The objectors also vary their argument, alleging that when God forgives sin, without some penal satisfaction, his rectoral honor and character are made equivocal, if not fatally diminished. Sin they say, and truly, tramples the honor of God. If then he farther consents to let it do so, what becomes of his authority and respect as a ruler? To vindicate the integrity of his position by punishments duly enforced, would countervail the dishonors of transgression. But what becomes of his honor and rectoral authority, when his threatenings turn out to be but a mock ammunition, in which there is no projectile included? Who will be awed by his will when he governs only in terrorem, with the terror, in fact, omitted?

Again the righteousness of God appears, they say, to be made equivocal, in the same manner. He commands what is right to be done, because it is right, and because right is an everlasting and absolute law in its own nature--necessary to all created mind, necessary even to himself. About this grand ideal of right he builds the whole fabric of his government; all his laws assert and interpret this; all his penalties enforce this; all his judgments are the discipline he wields for this. What then does it signify that he freely remits all the possible wrongs of wrong-doing, as against his great central principle of right, or righteousness? The principle, indeed, is none the less right; it is only deserted; that too by Him who undertook to be its vindicator and defender. The enforcement is now gone, and with it, what was more impressive, the solid majesty of that greatness, which itself was built up in the principle of it, and stood in sacred awe before the eyes of all creatures, as the unchangeable Righteousness.

It is another variation also of the damage or loss they discover in God's rectoral character, that the supposed free-remission is not only a discontinuance of his operative justice, but appears to blur the evidences of justice, in his character. The power of God's attitude, before his subjects will be determined, to a great extent, they allege, and truly, by the impression he makes of his immovable adhesion to justice.
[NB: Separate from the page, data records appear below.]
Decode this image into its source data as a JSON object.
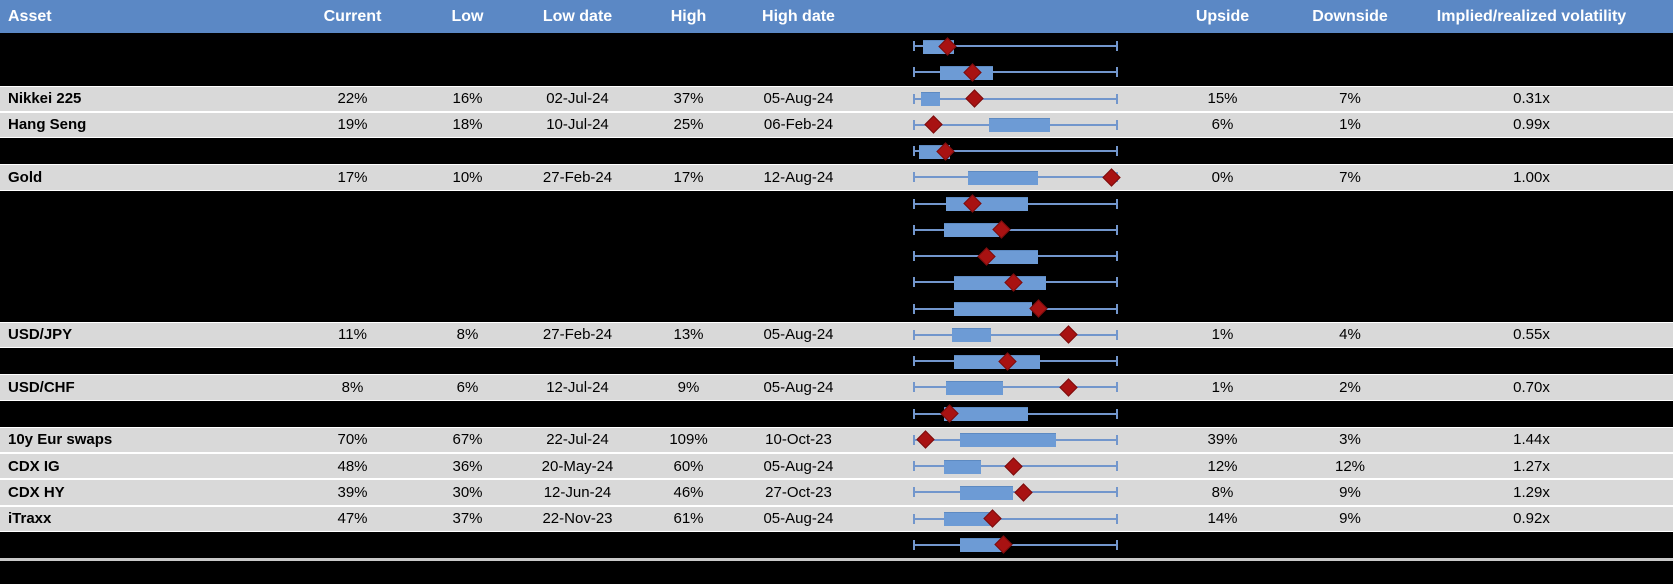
{
  "header": {
    "columns": [
      "Asset",
      "Current",
      "Low",
      "Low date",
      "High",
      "High date",
      "",
      "Upside",
      "Downside",
      "Implied/realized volatility"
    ]
  },
  "colors": {
    "header_bg": "#5b88c5",
    "row_gray": "#d9d9d9",
    "row_black": "#000000",
    "box_fill": "#6d9bd5",
    "whisker": "#7296cc",
    "diamond": "#a81212"
  },
  "rows": [
    {
      "type": "redacted",
      "plot": {
        "box_start": 0.05,
        "box_end": 0.2,
        "diamond": 0.17
      }
    },
    {
      "type": "redacted",
      "plot": {
        "box_start": 0.13,
        "box_end": 0.39,
        "diamond": 0.29
      }
    },
    {
      "type": "data",
      "asset": "Nikkei 225",
      "current": "22%",
      "low": "16%",
      "low_date": "02-Jul-24",
      "high": "37%",
      "high_date": "05-Aug-24",
      "upside": "15%",
      "downside": "7%",
      "ivol": "0.31x",
      "plot": {
        "box_start": 0.04,
        "box_end": 0.13,
        "diamond": 0.3
      }
    },
    {
      "type": "data",
      "asset": "Hang Seng",
      "current": "19%",
      "low": "18%",
      "low_date": "10-Jul-24",
      "high": "25%",
      "high_date": "06-Feb-24",
      "upside": "6%",
      "downside": "1%",
      "ivol": "0.99x",
      "plot": {
        "box_start": 0.37,
        "box_end": 0.67,
        "diamond": 0.1
      }
    },
    {
      "type": "redacted",
      "plot": {
        "box_start": 0.03,
        "box_end": 0.18,
        "diamond": 0.16
      }
    },
    {
      "type": "data",
      "asset": "Gold",
      "current": "17%",
      "low": "10%",
      "low_date": "27-Feb-24",
      "high": "17%",
      "high_date": "12-Aug-24",
      "upside": "0%",
      "downside": "7%",
      "ivol": "1.00x",
      "plot": {
        "box_start": 0.27,
        "box_end": 0.61,
        "diamond": 0.97
      }
    },
    {
      "type": "redacted",
      "plot": {
        "box_start": 0.16,
        "box_end": 0.56,
        "diamond": 0.29
      }
    },
    {
      "type": "redacted",
      "plot": {
        "box_start": 0.15,
        "box_end": 0.42,
        "diamond": 0.43
      }
    },
    {
      "type": "redacted",
      "plot": {
        "box_start": 0.36,
        "box_end": 0.61,
        "diamond": 0.36
      }
    },
    {
      "type": "redacted",
      "plot": {
        "box_start": 0.2,
        "box_end": 0.65,
        "diamond": 0.49
      }
    },
    {
      "type": "redacted",
      "plot": {
        "box_start": 0.2,
        "box_end": 0.58,
        "diamond": 0.61
      }
    },
    {
      "type": "data",
      "asset": "USD/JPY",
      "current": "11%",
      "low": "8%",
      "low_date": "27-Feb-24",
      "high": "13%",
      "high_date": "05-Aug-24",
      "upside": "1%",
      "downside": "4%",
      "ivol": "0.55x",
      "plot": {
        "box_start": 0.19,
        "box_end": 0.38,
        "diamond": 0.76
      }
    },
    {
      "type": "redacted",
      "plot": {
        "box_start": 0.2,
        "box_end": 0.62,
        "diamond": 0.46
      }
    },
    {
      "type": "data",
      "asset": "USD/CHF",
      "current": "8%",
      "low": "6%",
      "low_date": "12-Jul-24",
      "high": "9%",
      "high_date": "05-Aug-24",
      "upside": "1%",
      "downside": "2%",
      "ivol": "0.70x",
      "plot": {
        "box_start": 0.16,
        "box_end": 0.44,
        "diamond": 0.76
      }
    },
    {
      "type": "redacted",
      "plot": {
        "box_start": 0.15,
        "box_end": 0.56,
        "diamond": 0.18
      }
    },
    {
      "type": "data",
      "asset": "10y Eur swaps",
      "current": "70%",
      "low": "67%",
      "low_date": "22-Jul-24",
      "high": "109%",
      "high_date": "10-Oct-23",
      "upside": "39%",
      "downside": "3%",
      "ivol": "1.44x",
      "plot": {
        "box_start": 0.23,
        "box_end": 0.7,
        "diamond": 0.06
      }
    },
    {
      "type": "data",
      "asset": "CDX IG",
      "current": "48%",
      "low": "36%",
      "low_date": "20-May-24",
      "high": "60%",
      "high_date": "05-Aug-24",
      "upside": "12%",
      "downside": "12%",
      "ivol": "1.27x",
      "plot": {
        "box_start": 0.15,
        "box_end": 0.33,
        "diamond": 0.49
      }
    },
    {
      "type": "data",
      "asset": "CDX HY",
      "current": "39%",
      "low": "30%",
      "low_date": "12-Jun-24",
      "high": "46%",
      "high_date": "27-Oct-23",
      "upside": "8%",
      "downside": "9%",
      "ivol": "1.29x",
      "plot": {
        "box_start": 0.23,
        "box_end": 0.49,
        "diamond": 0.54
      }
    },
    {
      "type": "data",
      "asset": "iTraxx",
      "current": "47%",
      "low": "37%",
      "low_date": "22-Nov-23",
      "high": "61%",
      "high_date": "05-Aug-24",
      "upside": "14%",
      "downside": "9%",
      "ivol": "0.92x",
      "plot": {
        "box_start": 0.15,
        "box_end": 0.39,
        "diamond": 0.39
      }
    },
    {
      "type": "redacted",
      "plot": {
        "box_start": 0.23,
        "box_end": 0.44,
        "diamond": 0.44
      }
    }
  ]
}
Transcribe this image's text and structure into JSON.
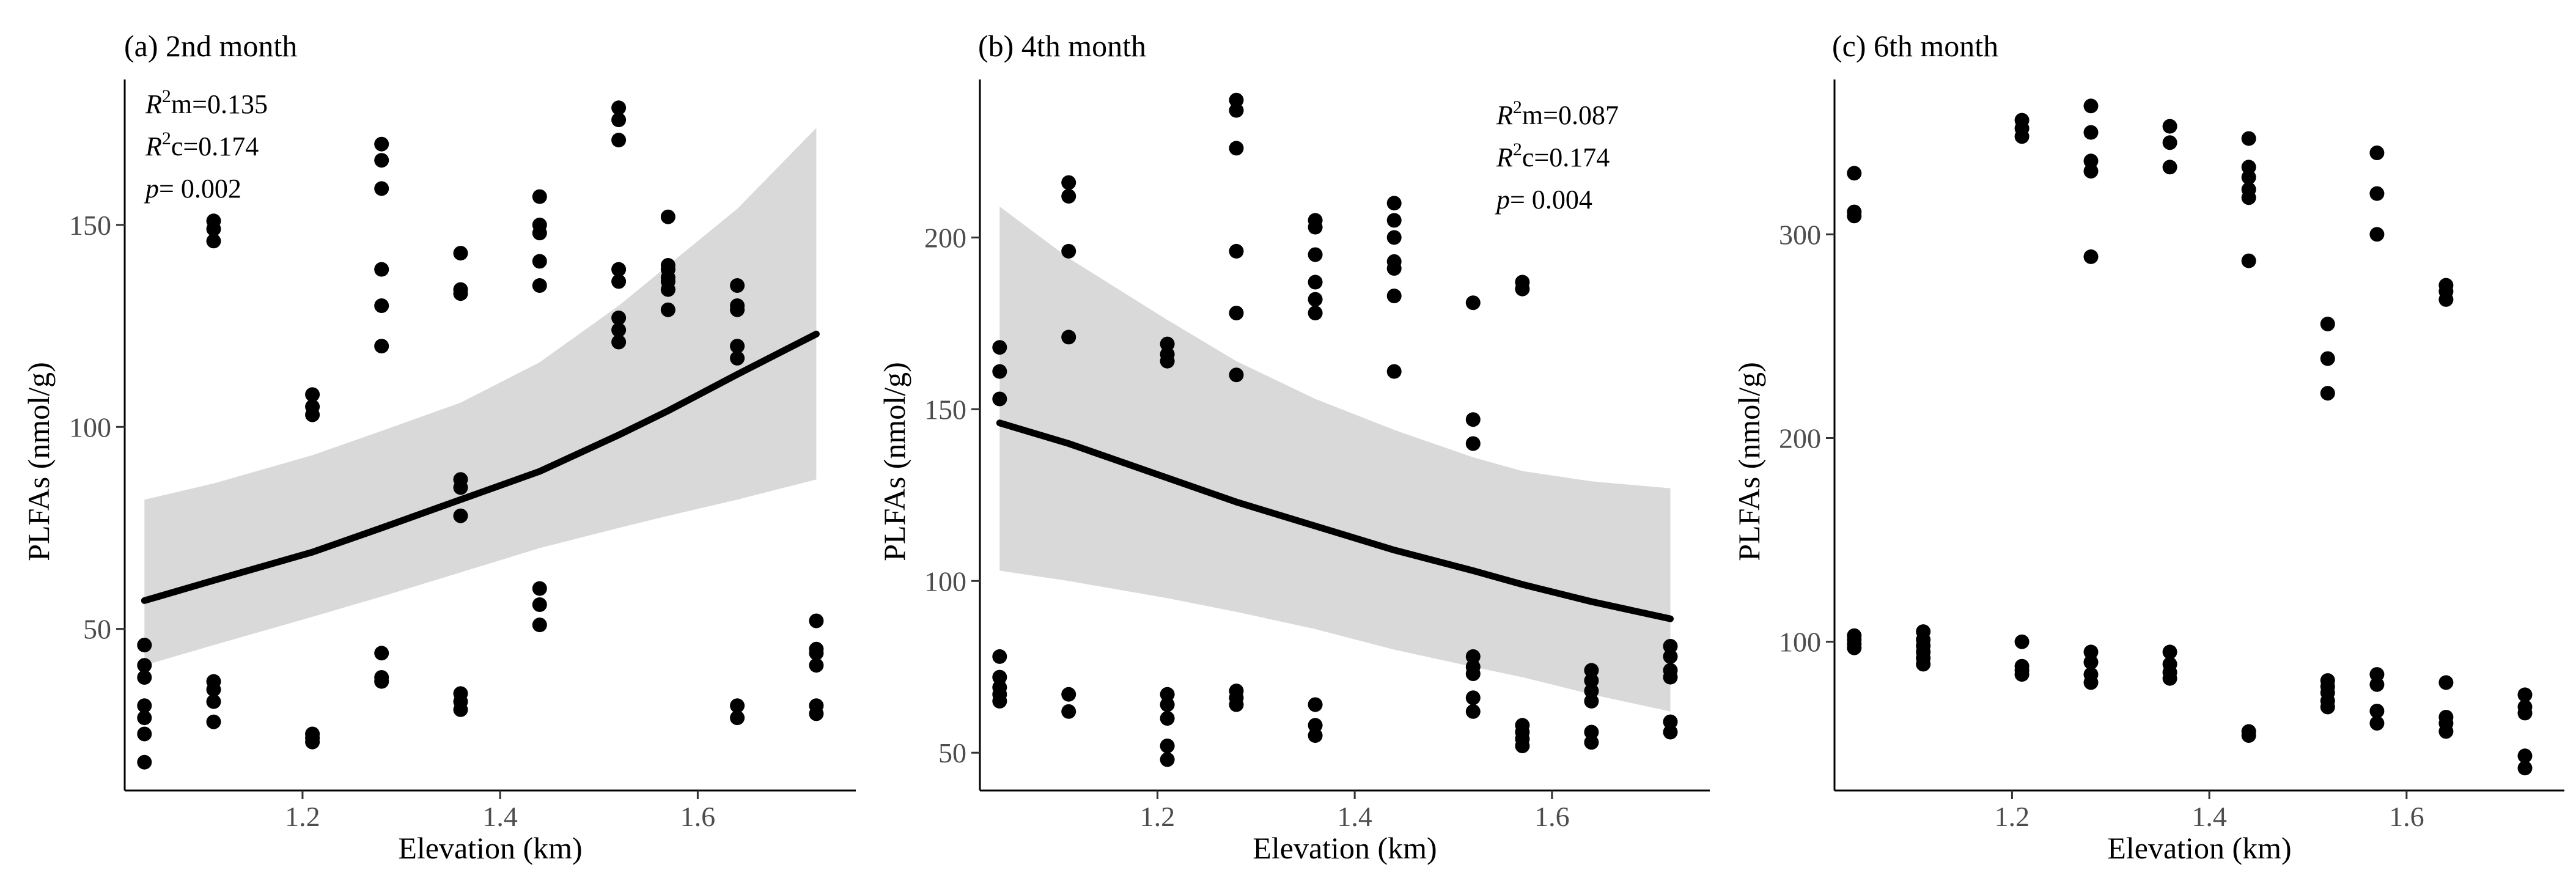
{
  "chart_data": [
    {
      "type": "scatter",
      "title": "(a) 2nd month",
      "xlabel": "Elevation (km)",
      "ylabel": "PLFAs (nmol/g)",
      "xlim": [
        1.02,
        1.76
      ],
      "ylim": [
        10,
        186
      ],
      "xticks": [
        1.2,
        1.4,
        1.6
      ],
      "xtick_labels": [
        "1.2",
        "1.4",
        "1.6"
      ],
      "yticks": [
        50,
        100,
        150
      ],
      "ytick_labels": [
        "50",
        "100",
        "150"
      ],
      "stats": {
        "r2m_label": "m=",
        "r2m_value": "0.135",
        "r2c_label": "c=",
        "r2c_value": "0.174",
        "p_label": "= ",
        "p_value": "0.002"
      },
      "points": [
        [
          1.04,
          46
        ],
        [
          1.04,
          41
        ],
        [
          1.04,
          38
        ],
        [
          1.04,
          31
        ],
        [
          1.04,
          28
        ],
        [
          1.04,
          24
        ],
        [
          1.04,
          17
        ],
        [
          1.11,
          151
        ],
        [
          1.11,
          149
        ],
        [
          1.11,
          146
        ],
        [
          1.11,
          37
        ],
        [
          1.11,
          35
        ],
        [
          1.11,
          32
        ],
        [
          1.11,
          27
        ],
        [
          1.21,
          108
        ],
        [
          1.21,
          105
        ],
        [
          1.21,
          103
        ],
        [
          1.21,
          24
        ],
        [
          1.21,
          23
        ],
        [
          1.21,
          22
        ],
        [
          1.28,
          170
        ],
        [
          1.28,
          166
        ],
        [
          1.28,
          159
        ],
        [
          1.28,
          139
        ],
        [
          1.28,
          130
        ],
        [
          1.28,
          120
        ],
        [
          1.28,
          44
        ],
        [
          1.28,
          38
        ],
        [
          1.28,
          37
        ],
        [
          1.36,
          143
        ],
        [
          1.36,
          134
        ],
        [
          1.36,
          133
        ],
        [
          1.36,
          87
        ],
        [
          1.36,
          85
        ],
        [
          1.36,
          78
        ],
        [
          1.36,
          34
        ],
        [
          1.36,
          32
        ],
        [
          1.36,
          30
        ],
        [
          1.44,
          157
        ],
        [
          1.44,
          150
        ],
        [
          1.44,
          148
        ],
        [
          1.44,
          141
        ],
        [
          1.44,
          135
        ],
        [
          1.44,
          60
        ],
        [
          1.44,
          56
        ],
        [
          1.44,
          51
        ],
        [
          1.52,
          179
        ],
        [
          1.52,
          176
        ],
        [
          1.52,
          171
        ],
        [
          1.52,
          139
        ],
        [
          1.52,
          136
        ],
        [
          1.52,
          127
        ],
        [
          1.52,
          124
        ],
        [
          1.52,
          121
        ],
        [
          1.57,
          152
        ],
        [
          1.57,
          140
        ],
        [
          1.57,
          139
        ],
        [
          1.57,
          137
        ],
        [
          1.57,
          136
        ],
        [
          1.57,
          134
        ],
        [
          1.57,
          129
        ],
        [
          1.64,
          135
        ],
        [
          1.64,
          130
        ],
        [
          1.64,
          129
        ],
        [
          1.64,
          120
        ],
        [
          1.64,
          117
        ],
        [
          1.64,
          31
        ],
        [
          1.64,
          28
        ],
        [
          1.72,
          52
        ],
        [
          1.72,
          45
        ],
        [
          1.72,
          44
        ],
        [
          1.72,
          41
        ],
        [
          1.72,
          31
        ],
        [
          1.72,
          29
        ]
      ],
      "fit": {
        "x": [
          1.04,
          1.11,
          1.21,
          1.28,
          1.36,
          1.44,
          1.52,
          1.57,
          1.64,
          1.72
        ],
        "y": [
          57,
          62,
          69,
          75,
          82,
          89,
          98,
          104,
          113,
          123
        ]
      },
      "ci_upper": {
        "x": [
          1.04,
          1.11,
          1.21,
          1.28,
          1.36,
          1.44,
          1.52,
          1.57,
          1.64,
          1.72
        ],
        "y": [
          82,
          86,
          93,
          99,
          106,
          116,
          130,
          140,
          154,
          174
        ]
      },
      "ci_lower": {
        "x": [
          1.04,
          1.11,
          1.21,
          1.28,
          1.36,
          1.44,
          1.52,
          1.57,
          1.64,
          1.72
        ],
        "y": [
          41,
          46,
          53,
          58,
          64,
          70,
          75,
          78,
          82,
          87
        ]
      }
    },
    {
      "type": "scatter",
      "title": "(b) 4th month",
      "xlabel": "Elevation (km)",
      "ylabel": "PLFAs (nmol/g)",
      "xlim": [
        1.02,
        1.76
      ],
      "ylim": [
        39,
        246
      ],
      "xticks": [
        1.2,
        1.4,
        1.6
      ],
      "xtick_labels": [
        "1.2",
        "1.4",
        "1.6"
      ],
      "yticks": [
        50,
        100,
        150,
        200
      ],
      "ytick_labels": [
        "50",
        "100",
        "150",
        "200"
      ],
      "stats": {
        "r2m_label": "m=",
        "r2m_value": "0.087",
        "r2c_label": "c=",
        "r2c_value": "0.174",
        "p_label": "= ",
        "p_value": "0.004"
      },
      "points": [
        [
          1.04,
          168
        ],
        [
          1.04,
          161
        ],
        [
          1.04,
          153
        ],
        [
          1.04,
          78
        ],
        [
          1.04,
          72
        ],
        [
          1.04,
          69
        ],
        [
          1.04,
          67
        ],
        [
          1.04,
          65
        ],
        [
          1.11,
          216
        ],
        [
          1.11,
          212
        ],
        [
          1.11,
          196
        ],
        [
          1.11,
          171
        ],
        [
          1.11,
          67
        ],
        [
          1.11,
          62
        ],
        [
          1.21,
          169
        ],
        [
          1.21,
          166
        ],
        [
          1.21,
          164
        ],
        [
          1.21,
          67
        ],
        [
          1.21,
          64
        ],
        [
          1.21,
          60
        ],
        [
          1.21,
          52
        ],
        [
          1.21,
          48
        ],
        [
          1.28,
          240
        ],
        [
          1.28,
          237
        ],
        [
          1.28,
          226
        ],
        [
          1.28,
          196
        ],
        [
          1.28,
          178
        ],
        [
          1.28,
          160
        ],
        [
          1.28,
          68
        ],
        [
          1.28,
          66
        ],
        [
          1.28,
          64
        ],
        [
          1.36,
          205
        ],
        [
          1.36,
          203
        ],
        [
          1.36,
          195
        ],
        [
          1.36,
          187
        ],
        [
          1.36,
          182
        ],
        [
          1.36,
          178
        ],
        [
          1.36,
          64
        ],
        [
          1.36,
          58
        ],
        [
          1.36,
          55
        ],
        [
          1.44,
          210
        ],
        [
          1.44,
          205
        ],
        [
          1.44,
          200
        ],
        [
          1.44,
          193
        ],
        [
          1.44,
          191
        ],
        [
          1.44,
          183
        ],
        [
          1.44,
          161
        ],
        [
          1.52,
          181
        ],
        [
          1.52,
          147
        ],
        [
          1.52,
          140
        ],
        [
          1.52,
          78
        ],
        [
          1.52,
          75
        ],
        [
          1.52,
          73
        ],
        [
          1.52,
          66
        ],
        [
          1.52,
          62
        ],
        [
          1.57,
          187
        ],
        [
          1.57,
          185
        ],
        [
          1.57,
          58
        ],
        [
          1.57,
          56
        ],
        [
          1.57,
          54
        ],
        [
          1.57,
          52
        ],
        [
          1.64,
          74
        ],
        [
          1.64,
          71
        ],
        [
          1.64,
          68
        ],
        [
          1.64,
          65
        ],
        [
          1.64,
          56
        ],
        [
          1.64,
          53
        ],
        [
          1.72,
          81
        ],
        [
          1.72,
          78
        ],
        [
          1.72,
          74
        ],
        [
          1.72,
          72
        ],
        [
          1.72,
          59
        ],
        [
          1.72,
          56
        ]
      ],
      "fit": {
        "x": [
          1.04,
          1.11,
          1.21,
          1.28,
          1.36,
          1.44,
          1.52,
          1.57,
          1.64,
          1.72
        ],
        "y": [
          146,
          140,
          130,
          123,
          116,
          109,
          103,
          99,
          94,
          89
        ]
      },
      "ci_upper": {
        "x": [
          1.04,
          1.11,
          1.21,
          1.28,
          1.36,
          1.44,
          1.52,
          1.57,
          1.64,
          1.72
        ],
        "y": [
          209,
          194,
          176,
          164,
          153,
          144,
          136,
          132,
          129,
          127
        ]
      },
      "ci_lower": {
        "x": [
          1.04,
          1.11,
          1.21,
          1.28,
          1.36,
          1.44,
          1.52,
          1.57,
          1.64,
          1.72
        ],
        "y": [
          103,
          100,
          95,
          91,
          86,
          80,
          75,
          72,
          67,
          62
        ]
      }
    },
    {
      "type": "scatter",
      "title": "(c) 6th month",
      "xlabel": "Elevation (km)",
      "ylabel": "PLFAs (nmol/g)",
      "xlim": [
        1.02,
        1.76
      ],
      "ylim": [
        27,
        376
      ],
      "xticks": [
        1.2,
        1.4,
        1.6
      ],
      "xtick_labels": [
        "1.2",
        "1.4",
        "1.6"
      ],
      "yticks": [
        100,
        200,
        300
      ],
      "ytick_labels": [
        "100",
        "200",
        "300"
      ],
      "points": [
        [
          1.04,
          330
        ],
        [
          1.04,
          311
        ],
        [
          1.04,
          309
        ],
        [
          1.04,
          103
        ],
        [
          1.04,
          101
        ],
        [
          1.04,
          99
        ],
        [
          1.04,
          97
        ],
        [
          1.11,
          105
        ],
        [
          1.11,
          101
        ],
        [
          1.11,
          98
        ],
        [
          1.11,
          95
        ],
        [
          1.11,
          92
        ],
        [
          1.11,
          89
        ],
        [
          1.21,
          356
        ],
        [
          1.21,
          352
        ],
        [
          1.21,
          348
        ],
        [
          1.21,
          100
        ],
        [
          1.21,
          88
        ],
        [
          1.21,
          86
        ],
        [
          1.21,
          84
        ],
        [
          1.28,
          363
        ],
        [
          1.28,
          350
        ],
        [
          1.28,
          336
        ],
        [
          1.28,
          331
        ],
        [
          1.28,
          289
        ],
        [
          1.28,
          95
        ],
        [
          1.28,
          90
        ],
        [
          1.28,
          84
        ],
        [
          1.28,
          80
        ],
        [
          1.36,
          353
        ],
        [
          1.36,
          345
        ],
        [
          1.36,
          333
        ],
        [
          1.36,
          95
        ],
        [
          1.36,
          89
        ],
        [
          1.36,
          85
        ],
        [
          1.36,
          82
        ],
        [
          1.44,
          347
        ],
        [
          1.44,
          333
        ],
        [
          1.44,
          328
        ],
        [
          1.44,
          322
        ],
        [
          1.44,
          318
        ],
        [
          1.44,
          287
        ],
        [
          1.44,
          56
        ],
        [
          1.44,
          54
        ],
        [
          1.52,
          256
        ],
        [
          1.52,
          239
        ],
        [
          1.52,
          222
        ],
        [
          1.52,
          81
        ],
        [
          1.52,
          78
        ],
        [
          1.52,
          75
        ],
        [
          1.52,
          71
        ],
        [
          1.52,
          68
        ],
        [
          1.57,
          340
        ],
        [
          1.57,
          320
        ],
        [
          1.57,
          300
        ],
        [
          1.57,
          84
        ],
        [
          1.57,
          79
        ],
        [
          1.57,
          66
        ],
        [
          1.57,
          60
        ],
        [
          1.64,
          275
        ],
        [
          1.64,
          272
        ],
        [
          1.64,
          268
        ],
        [
          1.64,
          80
        ],
        [
          1.64,
          63
        ],
        [
          1.64,
          60
        ],
        [
          1.64,
          56
        ],
        [
          1.72,
          74
        ],
        [
          1.72,
          68
        ],
        [
          1.72,
          65
        ],
        [
          1.72,
          44
        ],
        [
          1.72,
          38
        ]
      ]
    }
  ]
}
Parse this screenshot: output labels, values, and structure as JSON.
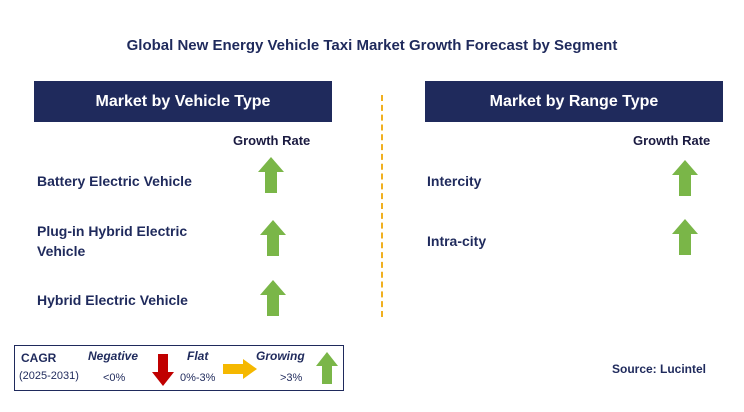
{
  "title": "Global New Energy Vehicle Taxi Market Growth Forecast by Segment",
  "left_panel": {
    "header": "Market by Vehicle Type",
    "growth_label": "Growth Rate",
    "rows": [
      {
        "line1": "Battery Electric Vehicle",
        "line2": "",
        "trend": "growing"
      },
      {
        "line1": "Plug-in Hybrid Electric",
        "line2": "Vehicle",
        "trend": "growing"
      },
      {
        "line1": "Hybrid Electric Vehicle",
        "line2": "",
        "trend": "growing"
      }
    ]
  },
  "right_panel": {
    "header": "Market by Range Type",
    "growth_label": "Growth Rate",
    "rows": [
      {
        "line1": "Intercity",
        "trend": "growing"
      },
      {
        "line1": "Intra-city",
        "trend": "growing"
      }
    ]
  },
  "legend": {
    "cagr": "CAGR",
    "years": "(2025-2031)",
    "negative_label": "Negative",
    "negative_value": "<0%",
    "flat_label": "Flat",
    "flat_value": "0%-3%",
    "growing_label": "Growing",
    "growing_value": ">3%"
  },
  "source": "Source: Lucintel",
  "colors": {
    "navy": "#1f2a5c",
    "growing": "#7ab648",
    "negative": "#c00000",
    "flat": "#f5b800",
    "divider": "#f0b020"
  }
}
The punishments denounced against transgression will themselves have a certain deterring force, as being denounced, but a vastly greater force comes into impression, whether in the civil state or in the government of God over souls, when justice is duly exalted and consecrated, by what may be called the dread sacrifice and strange work of punishment: There is such majesty in justice thus consecrated, that moral natures feel it all through and tremble responsively to it. Punishments have a Certain value, as appeals to fear, and as motives addressed to self-interest, but the sense of goodness, armed by justice, strikes into the moral nature itself far more deeply and by an immediate efficacy. It can not therefore be taken away without great apparent loss.

In arguments like these, showing the probability of damage to the integrity and authority of God's government, from a free remission of sins, coupled with no penal satisfaction of justice, there is, it must be admitted, an appearance of reason. How far it is an appearance deduced from political analogies, that will disappear when such analogies are duly qualified, will be hereafter seen.